女の仮面や衣服に隠れていない素肌、顔の鼻から下や首などには汗の1つも浮かんでおらず、呼吸も整っていた。
完全に負けである。
ただ1つだけ分かった事があった。
今回のイベント用の空母の艦内構造を把握しているという事は即ち、この仮面の女がプレイヤーではなくNPCであるという事だ。
プレイヤーでも艦内を探索して構造を把握する事は可能だろうが、この女が艦に乗り込んできたのはライオネスや栗栖川たちと一緒の便。3人の知る限り、事前にそのような情報が公表されていたという事もないのでほぼ間違いないだろう。
「な、何でお姉さんはわ~の事を追ってくるのさ~?」
プレイヤーやその補助AIに追われるならともかく、ただのNPCが何故、自分たちを追ってくるのかとキャタピラーは聞いてみた。
既に体力の限界も近く、3人揃って手玉に取られていたこともあってか再びの追いかけっこをするつもりはなかったというのもあるが、仮面の女性が醸し出す雰囲気に何故か言葉を交わしてみようという気になったのである。
「ふぅむ。何でだろうな? そういえば3人は何で逃げたんだ?」
「はあ!?」
「ちょっと勘弁してよね!?」
仮面の女は悪戯っぽく顎先に人差し指をあててしばし考えた後であっけらかんと言い放つ。
これにはたまらずパス太もパオングも辟易とした声を上げる。
理由も知らずにあれだけ追い回されたのだから当然だ。
「え、ホントに? ホントに理由を知らないさぁ?」
「うむ!!」
「ライオネスさんとか栗栖川先生から聞いてない?」
「うむ!! その栗栖川先生とやらは知らないがな!! もしかしてクリスさんの事か?」
何故か自身満々に一切の事情を知らないと胸を張る仮面の女にこれまでの事はいったい何だったのかと3人は大きく肩を落としていた。
「はいはい。それじゃ貴女が私たちを追う理由は無かったって事で……」
もう付き合いきれないとばかりにパオングは女を無視して自販機で炭酸水を買い、パス太も後に続く。

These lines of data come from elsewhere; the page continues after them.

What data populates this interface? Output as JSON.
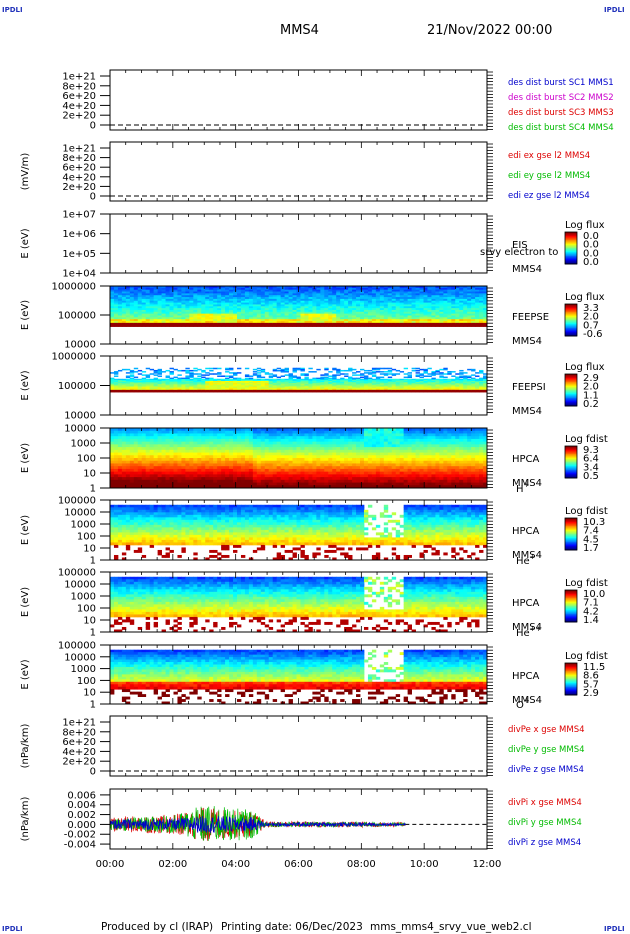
{
  "header": {
    "spacecraft": "MMS4",
    "date": "21/Nov/2022 00:00",
    "corner_left_top": "IPDLI",
    "corner_right_top": "IPDLI",
    "corner_left_bottom": "IPDLI",
    "corner_right_bottom": "IPDLI"
  },
  "footer": {
    "producer": "Produced by cl (IRAP)",
    "printing": "Printing date: 06/Dec/2023",
    "file": "mms_mms4_srvy_vue_web2.cl"
  },
  "colors": {
    "red": "#dd0000",
    "magenta": "#cc00cc",
    "green": "#00bb00",
    "blue": "#0000cc",
    "dashed": "#000000"
  },
  "chart_data": [
    {
      "type": "line",
      "id": "p1",
      "ylabel": "",
      "yticks": [
        "1e+21",
        "8e+20",
        "6e+20",
        "4e+20",
        "2e+20",
        "0"
      ],
      "ylim": [
        0,
        1e+21
      ],
      "legend": [
        {
          "text": "des dist burst SC1 MMS1",
          "color": "blue"
        },
        {
          "text": "des dist burst SC2 MMS2",
          "color": "magenta"
        },
        {
          "text": "des dist burst SC3 MMS3",
          "color": "red"
        },
        {
          "text": "des dist burst SC4 MMS4",
          "color": "green"
        }
      ],
      "series": []
    },
    {
      "type": "line",
      "id": "p2",
      "ylabel": "(mV/m)",
      "yticks": [
        "1e+21",
        "8e+20",
        "6e+20",
        "4e+20",
        "2e+20",
        "0"
      ],
      "ylim": [
        0,
        1e+21
      ],
      "legend": [
        {
          "text": "edi ex gse l2 MMS4",
          "color": "red"
        },
        {
          "text": "edi ey gse l2 MMS4",
          "color": "green"
        },
        {
          "text": "edi ez gse l2 MMS4",
          "color": "blue"
        }
      ],
      "series": []
    },
    {
      "type": "heatmap",
      "id": "p3",
      "ylabel": "E (eV)",
      "yticks": [
        "1e+07",
        "1e+06",
        "1e+05",
        "1e+04"
      ],
      "ylim": [
        10000,
        10000000
      ],
      "yscale": "log",
      "instrument": [
        "EIS",
        "MMS4"
      ],
      "overlay_text": "srvy electron to",
      "cbar_title": "Log flux",
      "cbar_ticks": [
        "0.0",
        "0.0",
        "0.0",
        "0.0"
      ],
      "band": null
    },
    {
      "type": "heatmap",
      "id": "p4",
      "ylabel": "E (eV)",
      "yticks": [
        "1000000",
        "100000",
        "10000"
      ],
      "ylim": [
        10000,
        1000000
      ],
      "yscale": "log",
      "instrument": [
        "FEEPSE",
        "MMS4"
      ],
      "cbar_title": "Log flux",
      "cbar_ticks": [
        "3.3",
        "2.0",
        "0.7",
        "-0.6"
      ],
      "band": {
        "e_min": 40000,
        "e_max": 1000000,
        "t_end_hours": 12.0,
        "style": "feeps_e"
      }
    },
    {
      "type": "heatmap",
      "id": "p5",
      "ylabel": "E (eV)",
      "yticks": [
        "1000000",
        "100000",
        "10000"
      ],
      "ylim": [
        10000,
        1000000
      ],
      "yscale": "log",
      "instrument": [
        "FEEPSI",
        "MMS4"
      ],
      "cbar_title": "Log flux",
      "cbar_ticks": [
        "2.9",
        "2.0",
        "1.1",
        "0.2"
      ],
      "band": {
        "e_min": 60000,
        "e_max": 400000,
        "t_end_hours": 12.0,
        "style": "feeps_i"
      }
    },
    {
      "type": "heatmap",
      "id": "p6",
      "ylabel": "E (eV)",
      "yticks": [
        "10000",
        "1000",
        "100",
        "10",
        "1"
      ],
      "ylim": [
        1,
        40000
      ],
      "yscale": "log",
      "instrument": [
        "HPCA",
        "MMS4"
      ],
      "species": "H",
      "species_sup": "+",
      "cbar_title": "Log fdist",
      "cbar_ticks": [
        "9.3",
        "6.4",
        "3.4",
        "0.5"
      ],
      "band": {
        "e_min": 1,
        "e_max": 40000,
        "t_end_hours": 12.0,
        "style": "hplus"
      }
    },
    {
      "type": "heatmap",
      "id": "p7",
      "ylabel": "E (eV)",
      "yticks": [
        "100000",
        "10000",
        "1000",
        "100",
        "10",
        "1"
      ],
      "ylim": [
        1,
        100000
      ],
      "yscale": "log",
      "instrument": [
        "HPCA",
        "MMS4"
      ],
      "species": "He",
      "species_sup": "+",
      "cbar_title": "Log fdist",
      "cbar_ticks": [
        "10.3",
        "7.4",
        "4.5",
        "1.7"
      ],
      "band": {
        "e_min": 1,
        "e_max": 40000,
        "t_end_hours": 12.0,
        "style": "heplus"
      }
    },
    {
      "type": "heatmap",
      "id": "p8",
      "ylabel": "E (eV)",
      "yticks": [
        "100000",
        "10000",
        "1000",
        "100",
        "10",
        "1"
      ],
      "ylim": [
        1,
        100000
      ],
      "yscale": "log",
      "instrument": [
        "HPCA",
        "MMS4"
      ],
      "species": "He",
      "species_sup": "++",
      "cbar_title": "Log fdist",
      "cbar_ticks": [
        "10.0",
        "7.1",
        "4.2",
        "1.4"
      ],
      "band": {
        "e_min": 1,
        "e_max": 40000,
        "t_end_hours": 12.0,
        "style": "hepp"
      }
    },
    {
      "type": "heatmap",
      "id": "p9",
      "ylabel": "E (eV)",
      "yticks": [
        "100000",
        "10000",
        "1000",
        "100",
        "10",
        "1"
      ],
      "ylim": [
        1,
        100000
      ],
      "yscale": "log",
      "instrument": [
        "HPCA",
        "MMS4"
      ],
      "species": "O",
      "species_sup": "+",
      "cbar_title": "Log fdist",
      "cbar_ticks": [
        "11.5",
        "8.6",
        "5.7",
        "2.9"
      ],
      "band": {
        "e_min": 1,
        "e_max": 40000,
        "t_end_hours": 12.0,
        "style": "oplus"
      }
    },
    {
      "type": "line",
      "id": "p10",
      "ylabel": "(nPa/km)",
      "yticks": [
        "1e+21",
        "8e+20",
        "6e+20",
        "4e+20",
        "2e+20",
        "0"
      ],
      "ylim": [
        0,
        1e+21
      ],
      "legend": [
        {
          "text": "divPe x gse MMS4",
          "color": "red"
        },
        {
          "text": "divPe y gse MMS4",
          "color": "green"
        },
        {
          "text": "divPe z gse MMS4",
          "color": "blue"
        }
      ],
      "series": []
    },
    {
      "type": "line",
      "id": "p11",
      "ylabel": "(nPa/km)",
      "yticks": [
        "0.006",
        "0.004",
        "0.002",
        "0.000",
        "-0.002",
        "-0.004"
      ],
      "ytick_values": [
        0.006,
        0.004,
        0.002,
        0.0,
        -0.002,
        -0.004
      ],
      "ylim": [
        -0.005,
        0.0072
      ],
      "legend": [
        {
          "text": "divPi x gse MMS4",
          "color": "red"
        },
        {
          "text": "divPi y gse MMS4",
          "color": "green"
        },
        {
          "text": "divPi z gse MMS4",
          "color": "blue"
        }
      ],
      "noise_series": [
        {
          "name": "divPi x gse MMS4",
          "color": "red",
          "t_start": 0.0,
          "t_end": 9.4,
          "amp_profile": [
            [
              0,
              0.0015
            ],
            [
              2,
              0.002
            ],
            [
              3,
              0.0035
            ],
            [
              4.5,
              0.0025
            ],
            [
              5.0,
              0.0006
            ],
            [
              8.0,
              0.0006
            ],
            [
              9.4,
              0.0004
            ]
          ]
        },
        {
          "name": "divPi y gse MMS4",
          "color": "green",
          "t_start": 0.0,
          "t_end": 9.4,
          "amp_profile": [
            [
              0,
              0.0012
            ],
            [
              2,
              0.0018
            ],
            [
              3,
              0.004
            ],
            [
              4.5,
              0.003
            ],
            [
              5.0,
              0.0005
            ],
            [
              8.0,
              0.0005
            ],
            [
              9.4,
              0.0003
            ]
          ]
        },
        {
          "name": "divPi z gse MMS4",
          "color": "blue",
          "t_start": 0.0,
          "t_end": 9.4,
          "amp_profile": [
            [
              0,
              0.001
            ],
            [
              2,
              0.0012
            ],
            [
              3,
              0.0018
            ],
            [
              4.5,
              0.0015
            ],
            [
              5.0,
              0.0004
            ],
            [
              8.0,
              0.0004
            ],
            [
              9.4,
              0.0002
            ]
          ]
        }
      ]
    }
  ],
  "xaxis": {
    "ticks": [
      "00:00",
      "02:00",
      "04:00",
      "06:00",
      "08:00",
      "10:00",
      "12:00"
    ],
    "xlim_hours": [
      0,
      12
    ]
  }
}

「いや、知らないのは君たちが逃げた理由だ。私が君たちを追う理由ならあるぞ!」
「え?」
パス太がコーラを買った後にはキャタピラーもメロンソーダを購入し、仮面の女は3人が喉を潤すのを待ってから話を続けた。
「だって、あんなに今にも泣きだしそうな顔をして、放っておけないだろう」
女の顔で見えていたのは今も口元だけ。
それなのに今の3人には女の表情が蠱惑的でありながらも寂しそうで、まだ二十代くらいだろうにとびきりの包容力の中にどこか危うさがあって、何故かそんな事を言う彼女の事こそ放っておけないような気分になっていたのだった。